The effects of class sizes on student achievement is an important topic for policymakers in the American K-12 education system. To study the effects of class size on student achievement in the primary grades, the State Department of Education in Tennessee launched a four-year longitudinal class-size randomized study from 1985 to 1989 called The Student/Teacher Achievement Ratio (STAR). Over 7000 students in 79 schools participated in this project. We highlight the features of the experiment process in the study below.
All participating schools had to agree to the random assignment of teachers and students to different class conditions: small class (13 to 17 students per teacher), regular class (22 to 25 students per teacher), and regular-with-aide class (22 to 25 students with a full-time teacher’s aide).
The assignments of various class types were initiated as the students entered school in kindergarten and continued through third grade.
Each school must provide enough kindergarten students to be assigned to three numerous class types in order to participate in the project STAR.
The student achievement is measured annually via Stanford Achievement Tests (SATs) during the spring term on testing dates specified by the Tennessee state.
Students moving from a school involved in STAR to another participating school were assigned to the same type of class as they had participated in previously.
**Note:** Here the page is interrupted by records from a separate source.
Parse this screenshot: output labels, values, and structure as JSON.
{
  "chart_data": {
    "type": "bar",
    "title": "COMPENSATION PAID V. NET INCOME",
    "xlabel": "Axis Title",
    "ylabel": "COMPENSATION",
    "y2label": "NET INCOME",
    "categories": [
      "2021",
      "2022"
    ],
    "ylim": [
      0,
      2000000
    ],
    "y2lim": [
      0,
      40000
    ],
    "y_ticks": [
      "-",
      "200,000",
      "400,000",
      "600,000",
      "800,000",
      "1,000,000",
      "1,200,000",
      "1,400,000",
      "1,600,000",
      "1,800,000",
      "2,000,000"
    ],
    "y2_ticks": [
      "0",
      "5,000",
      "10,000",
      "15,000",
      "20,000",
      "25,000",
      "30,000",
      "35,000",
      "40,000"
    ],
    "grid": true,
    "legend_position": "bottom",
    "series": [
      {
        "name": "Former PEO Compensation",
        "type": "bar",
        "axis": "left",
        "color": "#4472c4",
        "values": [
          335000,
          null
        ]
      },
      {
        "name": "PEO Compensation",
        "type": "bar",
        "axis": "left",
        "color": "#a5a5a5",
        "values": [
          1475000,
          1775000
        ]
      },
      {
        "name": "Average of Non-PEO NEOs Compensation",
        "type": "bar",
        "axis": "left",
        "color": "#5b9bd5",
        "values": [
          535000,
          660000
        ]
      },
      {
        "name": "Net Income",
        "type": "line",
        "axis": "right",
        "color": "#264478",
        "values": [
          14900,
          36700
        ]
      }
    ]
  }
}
Also, it is possible that the size of a regular class can be as small as the small class type as students move out of the participating schools.
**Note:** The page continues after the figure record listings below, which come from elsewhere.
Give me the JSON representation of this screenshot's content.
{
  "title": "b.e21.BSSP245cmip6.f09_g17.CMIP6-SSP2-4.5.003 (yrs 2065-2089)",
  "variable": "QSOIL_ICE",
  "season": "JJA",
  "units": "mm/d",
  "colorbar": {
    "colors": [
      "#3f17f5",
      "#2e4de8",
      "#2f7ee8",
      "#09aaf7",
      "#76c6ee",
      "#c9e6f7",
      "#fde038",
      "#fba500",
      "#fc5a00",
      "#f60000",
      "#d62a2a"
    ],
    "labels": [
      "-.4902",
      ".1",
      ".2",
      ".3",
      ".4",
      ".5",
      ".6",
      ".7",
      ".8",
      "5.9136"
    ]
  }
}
Besides class size and teacher aides, there were no other experimental changes involved in the study.
There were three schools resigned from the project STAR at the end of kindergarten, so that there were only left with 76 schools in the 1st-grade level.
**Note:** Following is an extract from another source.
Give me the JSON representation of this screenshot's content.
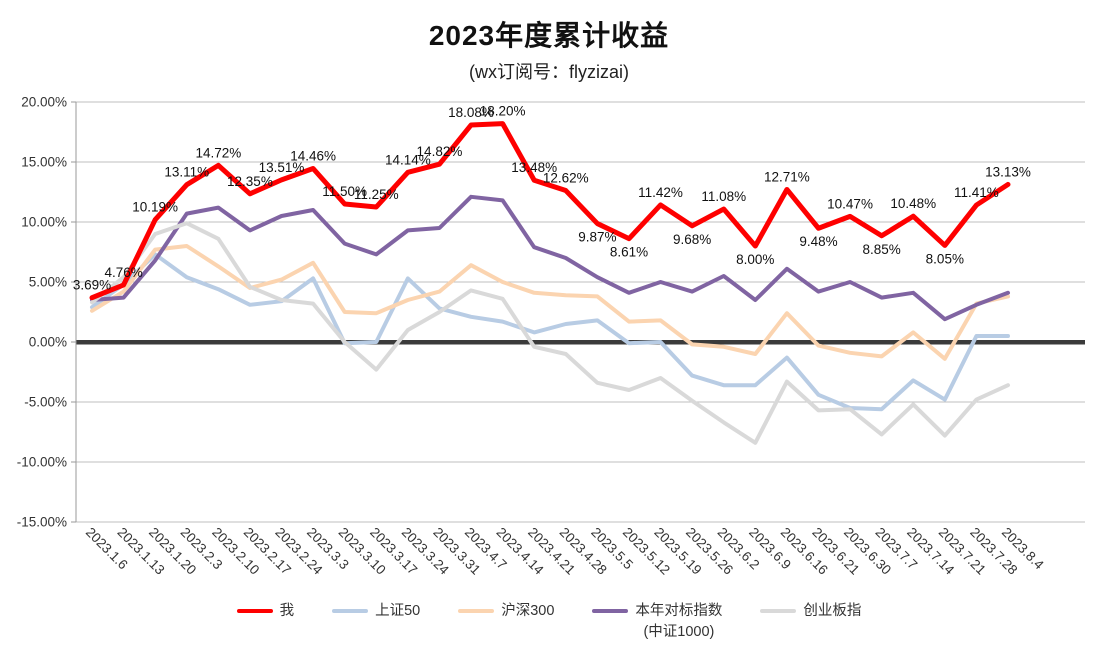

Our primary scientific question of interest is whether there is a treatment effect of assigning various class types to the average math scaled scores in a 1st-grade class level. We implement exploratory data analysis, two-way ANOVA model, model diagnostics, hypothesis testing. In the end, we will discuss any causal statements that could possibly be made based on our analysis and assumptions and the differences between a student-level and a class-level analysis on this STAR dataset.
This work shows that the treatment effect of the class type does exist in a class level for this dataset. We also show that it is possible to make causal statements based on our analysis.